Abstract

Architectural drawings and construction documentation are critical in the construction industry, serving as the main means of communication between different disciplines and acts as a blueprint on guiding the construction of the built environment. However, errors in these drawings are quite common and often leads to significant delays, cost overruns, and structural issues.

This thesis explores the application of machine learning techniques to analyze architectural drawings for errors, aiming to enhance the accuracy and efficiency of error detection in the architectural and construction fields and minimizes the room for error. Our research begins with a comprehensive review of the current state of architectural drawing analysis and the integration of machine learning in this domain. The unique challenges of interpreting architectural drawings, such as varying styles, scales, and notations, are discussed.

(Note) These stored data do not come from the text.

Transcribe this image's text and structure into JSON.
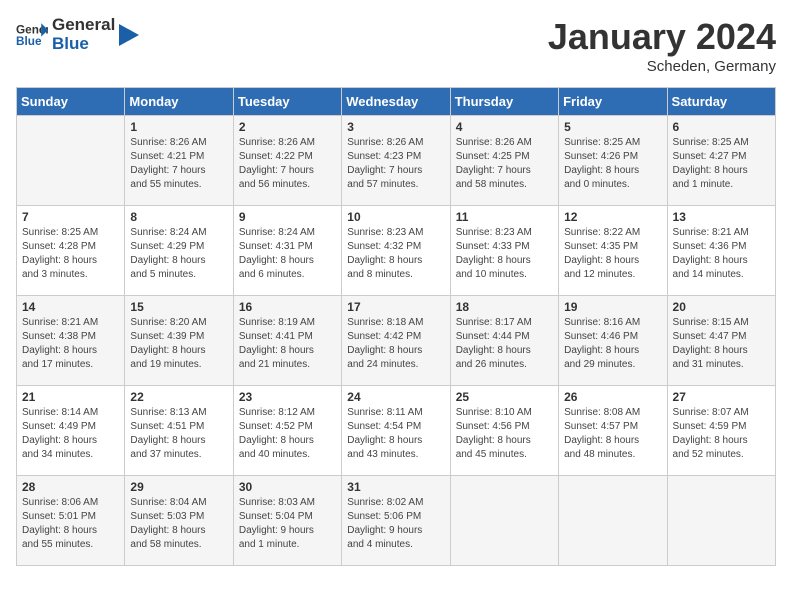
{
  "logo": {
    "line1": "General",
    "line2": "Blue"
  },
  "title": "January 2024",
  "location": "Scheden, Germany",
  "days_of_week": [
    "Sunday",
    "Monday",
    "Tuesday",
    "Wednesday",
    "Thursday",
    "Friday",
    "Saturday"
  ],
  "weeks": [
    [
      {
        "day": "",
        "content": ""
      },
      {
        "day": "1",
        "content": "Sunrise: 8:26 AM\nSunset: 4:21 PM\nDaylight: 7 hours\nand 55 minutes."
      },
      {
        "day": "2",
        "content": "Sunrise: 8:26 AM\nSunset: 4:22 PM\nDaylight: 7 hours\nand 56 minutes."
      },
      {
        "day": "3",
        "content": "Sunrise: 8:26 AM\nSunset: 4:23 PM\nDaylight: 7 hours\nand 57 minutes."
      },
      {
        "day": "4",
        "content": "Sunrise: 8:26 AM\nSunset: 4:25 PM\nDaylight: 7 hours\nand 58 minutes."
      },
      {
        "day": "5",
        "content": "Sunrise: 8:25 AM\nSunset: 4:26 PM\nDaylight: 8 hours\nand 0 minutes."
      },
      {
        "day": "6",
        "content": "Sunrise: 8:25 AM\nSunset: 4:27 PM\nDaylight: 8 hours\nand 1 minute."
      }
    ],
    [
      {
        "day": "7",
        "content": "Sunrise: 8:25 AM\nSunset: 4:28 PM\nDaylight: 8 hours\nand 3 minutes."
      },
      {
        "day": "8",
        "content": "Sunrise: 8:24 AM\nSunset: 4:29 PM\nDaylight: 8 hours\nand 5 minutes."
      },
      {
        "day": "9",
        "content": "Sunrise: 8:24 AM\nSunset: 4:31 PM\nDaylight: 8 hours\nand 6 minutes."
      },
      {
        "day": "10",
        "content": "Sunrise: 8:23 AM\nSunset: 4:32 PM\nDaylight: 8 hours\nand 8 minutes."
      },
      {
        "day": "11",
        "content": "Sunrise: 8:23 AM\nSunset: 4:33 PM\nDaylight: 8 hours\nand 10 minutes."
      },
      {
        "day": "12",
        "content": "Sunrise: 8:22 AM\nSunset: 4:35 PM\nDaylight: 8 hours\nand 12 minutes."
      },
      {
        "day": "13",
        "content": "Sunrise: 8:21 AM\nSunset: 4:36 PM\nDaylight: 8 hours\nand 14 minutes."
      }
    ],
    [
      {
        "day": "14",
        "content": "Sunrise: 8:21 AM\nSunset: 4:38 PM\nDaylight: 8 hours\nand 17 minutes."
      },
      {
        "day": "15",
        "content": "Sunrise: 8:20 AM\nSunset: 4:39 PM\nDaylight: 8 hours\nand 19 minutes."
      },
      {
        "day": "16",
        "content": "Sunrise: 8:19 AM\nSunset: 4:41 PM\nDaylight: 8 hours\nand 21 minutes."
      },
      {
        "day": "17",
        "content": "Sunrise: 8:18 AM\nSunset: 4:42 PM\nDaylight: 8 hours\nand 24 minutes."
      },
      {
        "day": "18",
        "content": "Sunrise: 8:17 AM\nSunset: 4:44 PM\nDaylight: 8 hours\nand 26 minutes."
      },
      {
        "day": "19",
        "content": "Sunrise: 8:16 AM\nSunset: 4:46 PM\nDaylight: 8 hours\nand 29 minutes."
      },
      {
        "day": "20",
        "content": "Sunrise: 8:15 AM\nSunset: 4:47 PM\nDaylight: 8 hours\nand 31 minutes."
      }
    ],
    [
      {
        "day": "21",
        "content": "Sunrise: 8:14 AM\nSunset: 4:49 PM\nDaylight: 8 hours\nand 34 minutes."
      },
      {
        "day": "22",
        "content": "Sunrise: 8:13 AM\nSunset: 4:51 PM\nDaylight: 8 hours\nand 37 minutes."
      },
      {
        "day": "23",
        "content": "Sunrise: 8:12 AM\nSunset: 4:52 PM\nDaylight: 8 hours\nand 40 minutes."
      },
      {
        "day": "24",
        "content": "Sunrise: 8:11 AM\nSunset: 4:54 PM\nDaylight: 8 hours\nand 43 minutes."
      },
      {
        "day": "25",
        "content": "Sunrise: 8:10 AM\nSunset: 4:56 PM\nDaylight: 8 hours\nand 45 minutes."
      },
      {
        "day": "26",
        "content": "Sunrise: 8:08 AM\nSunset: 4:57 PM\nDaylight: 8 hours\nand 48 minutes."
      },
      {
        "day": "27",
        "content": "Sunrise: 8:07 AM\nSunset: 4:59 PM\nDaylight: 8 hours\nand 52 minutes."
      }
    ],
    [
      {
        "day": "28",
        "content": "Sunrise: 8:06 AM\nSunset: 5:01 PM\nDaylight: 8 hours\nand 55 minutes."
      },
      {
        "day": "29",
        "content": "Sunrise: 8:04 AM\nSunset: 5:03 PM\nDaylight: 8 hours\nand 58 minutes."
      },
      {
        "day": "30",
        "content": "Sunrise: 8:03 AM\nSunset: 5:04 PM\nDaylight: 9 hours\nand 1 minute."
      },
      {
        "day": "31",
        "content": "Sunrise: 8:02 AM\nSunset: 5:06 PM\nDaylight: 9 hours\nand 4 minutes."
      },
      {
        "day": "",
        "content": ""
      },
      {
        "day": "",
        "content": ""
      },
      {
        "day": "",
        "content": ""
      }
    ]
  ]
}
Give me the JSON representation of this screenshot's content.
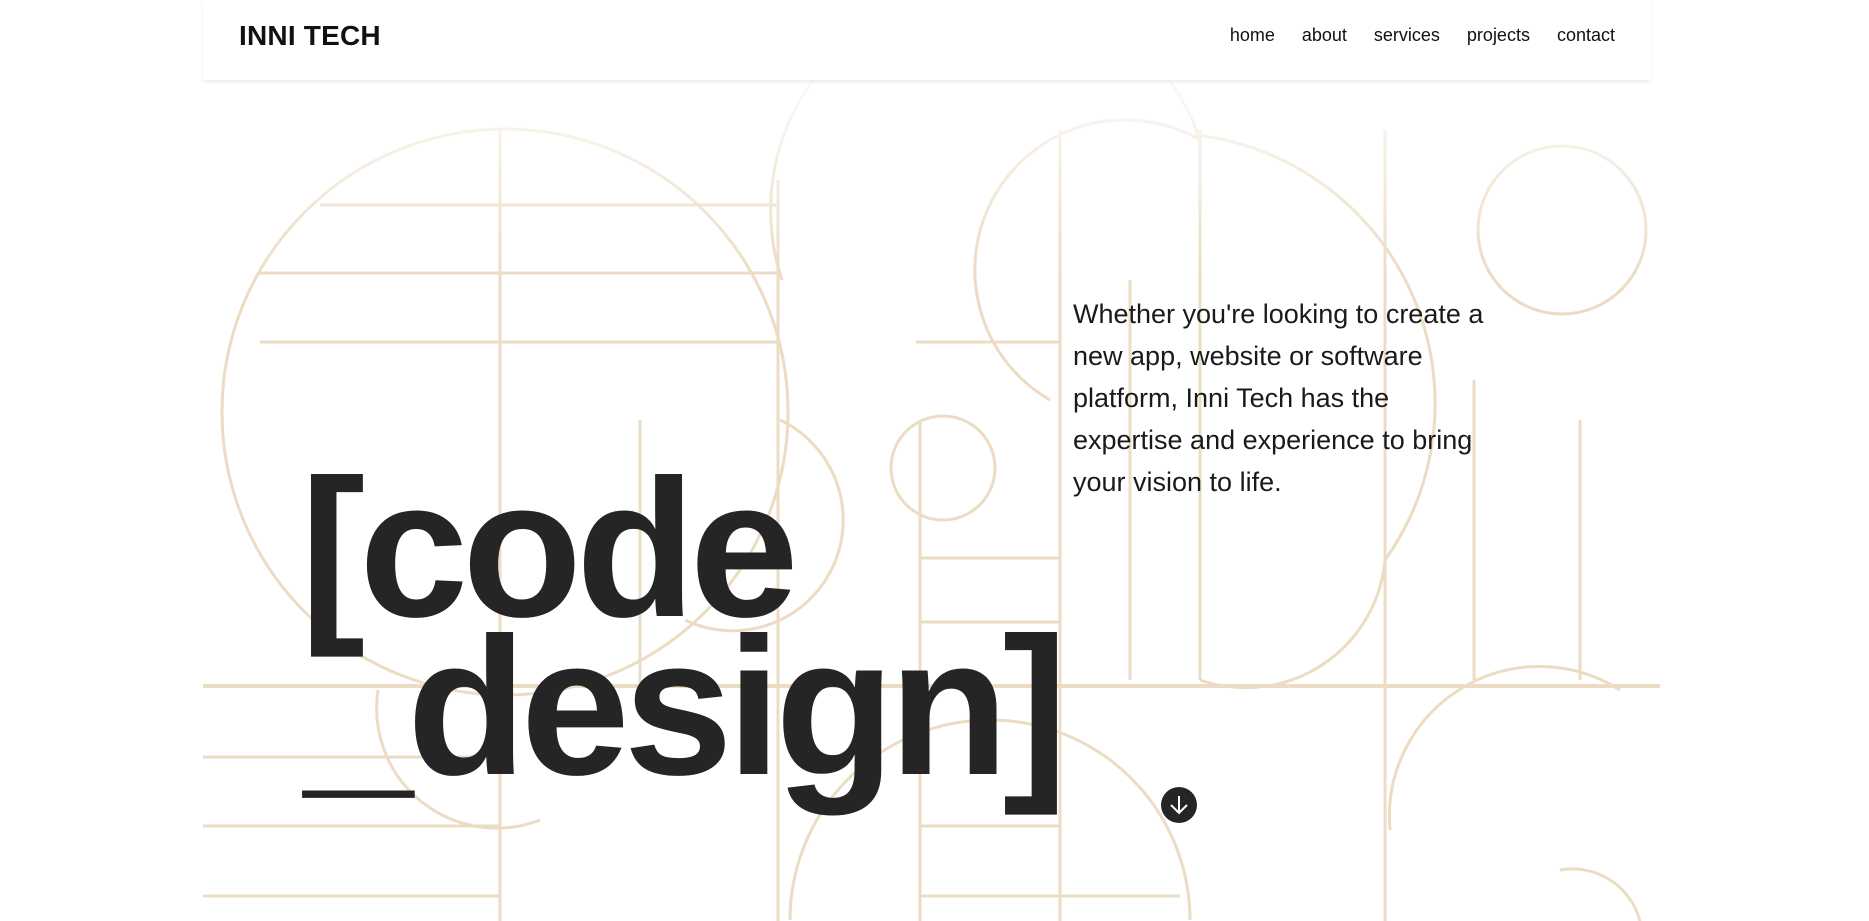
{
  "header": {
    "brand": "INNI TECH",
    "nav": [
      {
        "label": "home"
      },
      {
        "label": "about"
      },
      {
        "label": "services"
      },
      {
        "label": "projects"
      },
      {
        "label": "contact"
      }
    ]
  },
  "hero": {
    "intro": "Whether you're looking to create a new app, website or software platform, Inni Tech has the expertise and experience to bring your vision to life.",
    "headline_line1": "[code",
    "headline_line2": "_design]",
    "scroll_icon": "arrow-down-circle-icon"
  },
  "colors": {
    "text": "#252525",
    "decor": "#ecdcc4",
    "background": "#ffffff"
  }
}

The primary data sources for this research include a diverse set of architectural drawings in both digital and scanned formats, annotated with known errors along with international drafting standards and universal drawing codes. The framework is designed to identify common errors, such as dimension discrepancies, misalignments, and missing elements. Advanced feature extraction methods are employed to enhance the model’s accuracy, and the models are trained and validated using a labeled dataset of architectural drawings. The project aims to demonstrate that machine learning models can effectively detect errors in architectural drawings with a high degree of accuracy. The predictive models developed in this research can serve as automated review tools, significantly reducing the time and effort required for manual error checking.

State of The Art

Vision Language, Image Segmentation and Object Detection Machine Learning Models have been successfully implemented in various sectors. The research by Guido Maciocci using VLM, Florence-2 in specific to identify architectural elements.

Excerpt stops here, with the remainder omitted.